Monday, May. 30, 1983
A Major Mea Culpa from Stern
Bitter staffers compel an editor's ouster and an unusual expose
The cover image was Stern at its low-down best: a man in a black gangster-style fedora aiming a gun out toward the reader. Inside the West German photoweekly was a pulse-quickening tale of intrigue: clandestine meetings of unrepentant Nazis, secret trips across a Communist border, bags of money tossed from one speeding car to another. What made Stern's investigation so notable, however, was that the magazine exposed its own management's gullibility in what it labeled "the biggest flop of German press history": the purchase, for $3.8 million, and publication of forged diaries purportedly written by Adolf Hitler.

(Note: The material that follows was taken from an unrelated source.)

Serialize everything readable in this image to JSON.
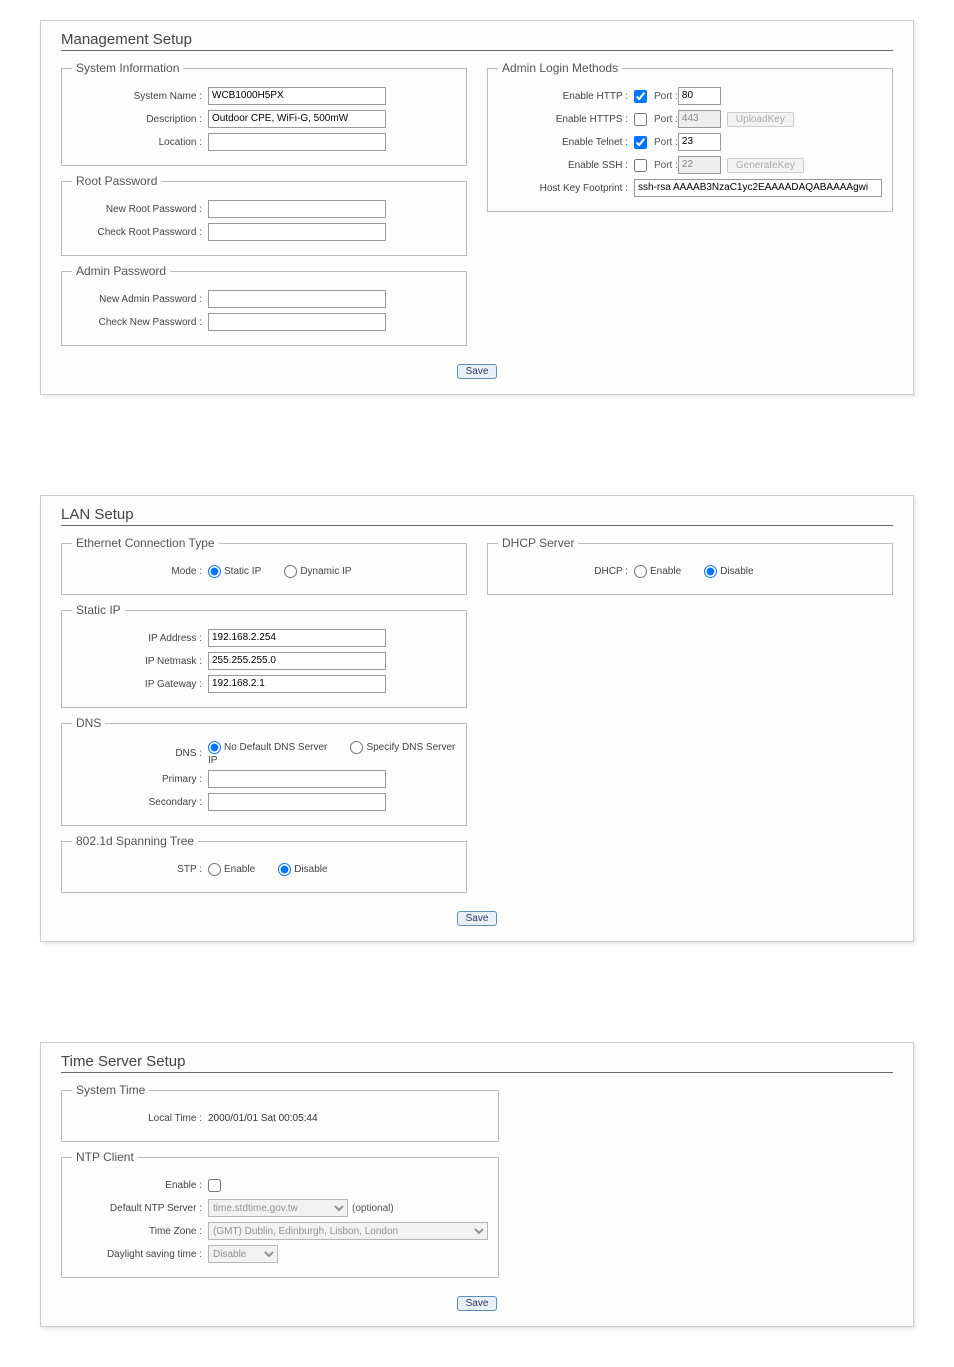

The cover headlines read, THE FORGERY: KONRAD KUJAU, THE MAN WHO DELIVERED "HITLER'S DIARIES." The menacing photo was of Kujau, 44, an East German emigre and a Stuttgart-based dealer in documents and military memorabilia who sold the diaries to Stern and is suspected of having forged them. The story of his bizarre behavior, and of the Keystone Kops-style thriller that he enacted with the magazine's go-between, Reporter Gerd Heidemann, may have left readers asking how Heidemann, and his free-spending Stern supervisors, could have been fooled by anyone so preposterous. Kujau, who since the 1960s had used the alias Fischer, often strutted around Stuttgart in a Nazi SS officer's uniform, although he was a boy of six when Hitler's Third Reich fell in 1945. He gave lavish parties for fellow patrons of his favorite bars: Stern reported that one night he ordered 70 bottles of champagne, and that over the past two years he squandered 1.5 million marks ($600,000) on night life.
When he met Heidemann, 51, Kujau claimed to have access to 27 Hitler diaries for sale at 80,000 marks ($33,000) each; after Heidemann and Stern proved enthusiastic, Kujau upped his claim to 69 diaries and the price to 200,000 marks. To the delight of Heidemann, a lover of melodramatic quests, three batches of diaries were delivered to him inside East Germany. While driving on a highway leading to West Berlin, Heidemann would, according to his story, toss a package of marks worth more than $100,000 into a passing car; someone in that car would then throw a packet of diaries.
Stern did not name any potential accomplices to Kujau or sources for the assertions in the diaries. The magazine quietly dropped its claims that East German officials had conspired in the fakery. Kujau, who is currently jailed in Hamburg on a charge of fraud, still insists that the diaries are genuine. But Stern last week took a sample of writing by Kujau, who is a calligrapher, and a selection of the diaries to a professor who specializes in detecting forgeries; he concluded that they probably came from the same hand.
Stern's pell-mell pursuit of the Hitler "scoop" was not resoundingly justified at newsstands. The first diaries issue, April 25, though promoted as containing some of the most titillating items, sold 2 million copies, about 300,000 more than usual.
The magazine's humiliating expose was accompanied by a self-critical apology to readers from Publisher Henri Nannen, who the week before had blamed Heidemann and all but disavowed responsibility. Nannen, who founded the magazine in 1948, wrote, in the Latin once used by Roman Catholics in confessing their sins, "Mea culpa, mea maxima culpa "(my fault, my grievous fault). He explained the management's collective lapse of judgment as the product of "a bunker mentality." The magazine's renewed coverage of an episode that Nannen had hoped to forget was in fact forced by embittered employees, who for six days symbolically occupied Stern's editorial offices. The protest compelled Nannen to drop a newly named co-editor from outside the magazine, Business Journalist Johannes Gross, whom staffers labeled too conservative, and to pledge that the magazine would continue in a "progressive-liberal" (actually, leftwing) tradition of journalism. Other publications hailed, as a "first in German journalistic history," the rights that Stern staffers had won. But Stern's employees declared that ending the sit-in was only a "ceasefire" in a battle to exact retribution for the diaries fiasco.